Do you think a bot would be taking over marketing jobs soon?
No. Bots will increasingly play a useful role in supporting various transactions, but bots will augment personal interactions, not completely replace them.
What is the role of the CMO in driving digital transformation?
The role of a CMO remains focused on helping companies drive business. But, because a great deal of customer engagement now occurs via digital channels, CMOs need to work far more closely with technology leaders in their organizations, such as with the Chief Digital Officer, Chief Technology Officer, and Chief Information Officer. These colleagues must collaborate to generate greater transparency into the customer journey – helping their company identify changing market and customer needs earlier and more rapidly develop new products and services using data and a flexible technology infrastructure – to address new opportunities with customers before their competitors do.
What are the few traits that future marketers must exhibit?
Marketers must have empathy – to be able to view scenarios from the customer’s perspective and plan programs that anticipate and support customer needs. Modern marketers also need to be more technologically aware. The marketing automation toolkit is expanding rapidly, so it’s helpful to read the latest marketing research and even take cold calls from tech vendors to keep up-to-speed on emerging approaches. Marketers must also exhibit agility. The digital realm moves quickly, which means virtually every business function, including Marketing, HR, IT, etc. must also move at a rapid, agile pace. Taking months to create a marketing plan in some scenarios may no longer be feasible given market timing, nor is it good to assume that same plan will still be as effective months from now. The marketer’s role continues to get more interesting.
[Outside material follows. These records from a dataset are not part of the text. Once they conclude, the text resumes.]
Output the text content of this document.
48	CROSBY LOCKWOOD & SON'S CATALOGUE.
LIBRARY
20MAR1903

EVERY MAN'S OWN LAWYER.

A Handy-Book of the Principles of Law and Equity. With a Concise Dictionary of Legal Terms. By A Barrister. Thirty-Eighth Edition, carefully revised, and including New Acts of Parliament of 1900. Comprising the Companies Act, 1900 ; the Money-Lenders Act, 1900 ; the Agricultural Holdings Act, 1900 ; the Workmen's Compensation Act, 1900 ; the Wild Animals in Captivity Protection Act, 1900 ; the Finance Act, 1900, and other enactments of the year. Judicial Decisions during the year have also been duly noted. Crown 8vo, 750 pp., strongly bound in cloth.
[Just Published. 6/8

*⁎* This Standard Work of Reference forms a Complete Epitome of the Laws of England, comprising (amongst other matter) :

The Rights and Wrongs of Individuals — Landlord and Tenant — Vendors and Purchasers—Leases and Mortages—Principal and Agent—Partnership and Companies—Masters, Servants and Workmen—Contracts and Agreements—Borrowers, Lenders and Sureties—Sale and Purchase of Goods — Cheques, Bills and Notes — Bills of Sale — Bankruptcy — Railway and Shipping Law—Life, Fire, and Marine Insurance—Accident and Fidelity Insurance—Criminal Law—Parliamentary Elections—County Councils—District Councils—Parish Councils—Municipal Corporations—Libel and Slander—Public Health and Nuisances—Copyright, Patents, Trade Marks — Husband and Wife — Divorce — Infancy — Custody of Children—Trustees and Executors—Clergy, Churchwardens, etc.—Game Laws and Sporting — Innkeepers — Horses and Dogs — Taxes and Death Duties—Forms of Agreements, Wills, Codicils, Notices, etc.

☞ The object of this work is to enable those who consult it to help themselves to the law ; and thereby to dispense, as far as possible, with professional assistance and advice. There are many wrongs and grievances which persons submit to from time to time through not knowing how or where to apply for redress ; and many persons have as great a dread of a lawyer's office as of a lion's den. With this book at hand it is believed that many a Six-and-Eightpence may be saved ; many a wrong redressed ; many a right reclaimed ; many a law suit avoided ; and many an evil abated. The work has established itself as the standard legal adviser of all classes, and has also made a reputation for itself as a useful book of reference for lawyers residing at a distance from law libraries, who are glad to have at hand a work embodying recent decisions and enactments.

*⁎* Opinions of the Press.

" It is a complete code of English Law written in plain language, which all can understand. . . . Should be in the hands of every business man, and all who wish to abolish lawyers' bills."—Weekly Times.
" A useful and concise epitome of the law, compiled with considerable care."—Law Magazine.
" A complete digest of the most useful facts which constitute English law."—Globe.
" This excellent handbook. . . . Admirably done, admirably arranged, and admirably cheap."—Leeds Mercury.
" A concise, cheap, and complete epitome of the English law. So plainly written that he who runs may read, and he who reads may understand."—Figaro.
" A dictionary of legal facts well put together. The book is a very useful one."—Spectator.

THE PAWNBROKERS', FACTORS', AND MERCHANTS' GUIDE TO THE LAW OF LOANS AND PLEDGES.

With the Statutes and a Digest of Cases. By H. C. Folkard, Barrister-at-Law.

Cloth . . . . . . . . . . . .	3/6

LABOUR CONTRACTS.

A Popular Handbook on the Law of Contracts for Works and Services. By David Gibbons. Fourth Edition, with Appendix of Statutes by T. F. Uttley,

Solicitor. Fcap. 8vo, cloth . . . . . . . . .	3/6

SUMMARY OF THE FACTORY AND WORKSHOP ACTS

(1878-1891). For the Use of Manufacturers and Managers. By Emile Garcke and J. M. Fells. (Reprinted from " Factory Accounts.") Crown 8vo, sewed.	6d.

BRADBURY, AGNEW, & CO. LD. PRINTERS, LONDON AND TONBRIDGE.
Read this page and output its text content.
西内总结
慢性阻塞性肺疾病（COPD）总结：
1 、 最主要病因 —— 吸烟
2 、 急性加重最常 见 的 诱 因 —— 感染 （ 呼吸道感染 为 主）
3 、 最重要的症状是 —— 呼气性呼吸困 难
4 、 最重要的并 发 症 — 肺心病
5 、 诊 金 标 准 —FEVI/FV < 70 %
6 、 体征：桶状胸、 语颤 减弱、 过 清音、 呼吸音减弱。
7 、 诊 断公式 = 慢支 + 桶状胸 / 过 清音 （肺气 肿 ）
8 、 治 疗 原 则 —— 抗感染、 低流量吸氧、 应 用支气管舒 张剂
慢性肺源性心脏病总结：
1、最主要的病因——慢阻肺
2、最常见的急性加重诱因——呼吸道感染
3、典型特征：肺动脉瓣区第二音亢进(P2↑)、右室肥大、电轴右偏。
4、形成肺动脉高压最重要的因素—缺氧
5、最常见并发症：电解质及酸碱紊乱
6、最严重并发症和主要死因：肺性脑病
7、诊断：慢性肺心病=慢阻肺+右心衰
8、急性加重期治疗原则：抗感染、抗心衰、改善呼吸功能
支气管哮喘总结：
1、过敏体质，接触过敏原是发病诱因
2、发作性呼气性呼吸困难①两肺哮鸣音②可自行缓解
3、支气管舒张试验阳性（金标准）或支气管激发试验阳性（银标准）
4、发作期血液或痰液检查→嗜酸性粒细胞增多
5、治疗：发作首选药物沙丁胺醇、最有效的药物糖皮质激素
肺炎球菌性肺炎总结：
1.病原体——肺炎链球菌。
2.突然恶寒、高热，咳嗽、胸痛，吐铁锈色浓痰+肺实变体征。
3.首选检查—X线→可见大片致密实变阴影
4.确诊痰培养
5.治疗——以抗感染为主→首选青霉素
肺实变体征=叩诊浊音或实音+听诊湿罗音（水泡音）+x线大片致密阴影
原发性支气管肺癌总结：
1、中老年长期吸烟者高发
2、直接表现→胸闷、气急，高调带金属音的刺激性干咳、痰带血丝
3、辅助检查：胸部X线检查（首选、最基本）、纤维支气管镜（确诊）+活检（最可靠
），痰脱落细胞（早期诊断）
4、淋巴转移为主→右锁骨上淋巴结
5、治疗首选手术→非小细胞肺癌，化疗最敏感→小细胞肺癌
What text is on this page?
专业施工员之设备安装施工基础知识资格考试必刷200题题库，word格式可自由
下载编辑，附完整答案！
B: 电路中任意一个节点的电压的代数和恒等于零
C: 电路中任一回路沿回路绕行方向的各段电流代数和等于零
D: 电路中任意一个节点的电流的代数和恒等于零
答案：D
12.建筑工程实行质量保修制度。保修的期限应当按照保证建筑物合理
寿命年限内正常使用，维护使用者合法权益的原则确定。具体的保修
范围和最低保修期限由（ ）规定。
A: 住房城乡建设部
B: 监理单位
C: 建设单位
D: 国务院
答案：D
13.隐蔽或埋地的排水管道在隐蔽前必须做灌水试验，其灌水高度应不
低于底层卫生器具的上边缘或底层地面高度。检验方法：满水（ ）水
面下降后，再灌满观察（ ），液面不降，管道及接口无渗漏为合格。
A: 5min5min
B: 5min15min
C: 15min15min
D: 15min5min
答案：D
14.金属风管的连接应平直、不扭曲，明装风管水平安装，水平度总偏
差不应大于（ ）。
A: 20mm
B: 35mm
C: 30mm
Profile: Amber Blaha is focused on helping Ness Digital Engineering grow its business in digital transformation and software engineering services by promoting the expertise of the Ness team and the valuable outcomes they deliver for clients. Amber joined Ness in 2015, cultivating a portfolio of internal and external marketing programs to regularly engage and provide value to stakeholders. For more than 15 years, Amber has held various product marketing, marketing leadership, and consulting roles in technology services companies and management consulting firms, including Velocity Technology Solutions, IVANS, NaviSite, StorageNetworks, KPMG, and Ernst & Young.